AMSTERDAM (Reuters) -- Spyker Cars NV, the money-losing Dutch sports car maker that acquired Saab from General Motors Co. earlier this year, said Friday it posted a first-half loss of 139.1 million euros ($177.2 million) while it trimmed Saab's sales targets and said it would lose money through next year.
The company acknowledged it may have been too optimistic on Saab's earlier targets but Spyker CEO Victor Muller said the company had sufficient liquidity and would not have to recapitalize despite reporting negative shareholders' equity.
Spyker, a loss-making manufacturer that produces a handful of high-end sports cars annually, stunned markets when it launched its bid for Saab. While it pulled off the deal, its complicated financing has raised questions about whether it can sustain itself while it turns the Swedish brand around.
The company said Friday it had net cash of 280 million euros and undrawn facilities of 266 million euros from a European Investment Bank loan.

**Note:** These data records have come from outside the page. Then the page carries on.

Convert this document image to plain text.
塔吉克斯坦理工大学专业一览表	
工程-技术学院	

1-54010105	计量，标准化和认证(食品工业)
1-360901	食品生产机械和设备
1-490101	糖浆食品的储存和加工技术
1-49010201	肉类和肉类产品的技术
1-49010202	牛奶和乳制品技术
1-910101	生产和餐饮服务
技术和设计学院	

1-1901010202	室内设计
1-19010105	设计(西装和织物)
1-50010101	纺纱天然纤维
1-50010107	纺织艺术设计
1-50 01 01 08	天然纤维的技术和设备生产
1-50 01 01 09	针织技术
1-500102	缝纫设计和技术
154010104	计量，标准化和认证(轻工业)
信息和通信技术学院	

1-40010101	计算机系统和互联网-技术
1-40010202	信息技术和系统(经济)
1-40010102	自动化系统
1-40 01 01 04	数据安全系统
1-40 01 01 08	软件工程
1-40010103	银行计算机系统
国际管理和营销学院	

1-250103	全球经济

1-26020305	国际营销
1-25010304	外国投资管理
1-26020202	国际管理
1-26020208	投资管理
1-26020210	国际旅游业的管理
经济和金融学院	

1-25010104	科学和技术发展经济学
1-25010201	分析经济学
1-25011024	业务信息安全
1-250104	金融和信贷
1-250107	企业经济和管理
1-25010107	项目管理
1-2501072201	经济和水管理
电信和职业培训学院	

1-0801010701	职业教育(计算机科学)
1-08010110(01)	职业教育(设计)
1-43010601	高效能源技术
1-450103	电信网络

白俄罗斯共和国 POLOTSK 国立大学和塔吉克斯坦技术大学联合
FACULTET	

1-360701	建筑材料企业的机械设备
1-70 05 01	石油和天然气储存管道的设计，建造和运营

Together, Muller said that would carry the company through to its 2012 profitability target.
For the first half of the year, Spyker said it posted a loss of 139.1 million euros on sales of 243.1 million euros. The company did not provide year-earlier comparisons.
In a statement, the company said: "Given the effective shut down in Saab's operations during the first months of 2010, the first half year cannot be seen as representative in terms of volumes and operating results, but as a necessary episode from which Saab will build going forward."
Spyker said its near-term sales goal for Saab is 45,000 units this year. For 2011 it forecast sales of 80,000 units and it kept a long-term goal for sales of 120,000 cars per year.
Saab CEO Jan Ake Jonsson said last month he was confident it could reach a goal of selling 45,000 to 50,000 cars this year.
"Maybe we were a little bit optimistic" about the high end of the range, Jonsson told reporters, adding that Saab's restart when it came out of liquidation took longer than expected.
Jonsson added he is optimistic about the newly launched Saab 9-5, which is just now arriving in the United States and ramping up in Europe after the summer holidays. He said it would take about a month to get a sense of how the car is performing.
The loss was published two days after the group said its debts had become larger than its assets.
Muller said the issue was purely an accounting one, having to do with the way certain items are classified under international rules as opposed to Swedish accounting standards. He also said Spyker is still pursuing a second share listing in Stockholm, though it could eventually consider de-listing from Amsterdam as well.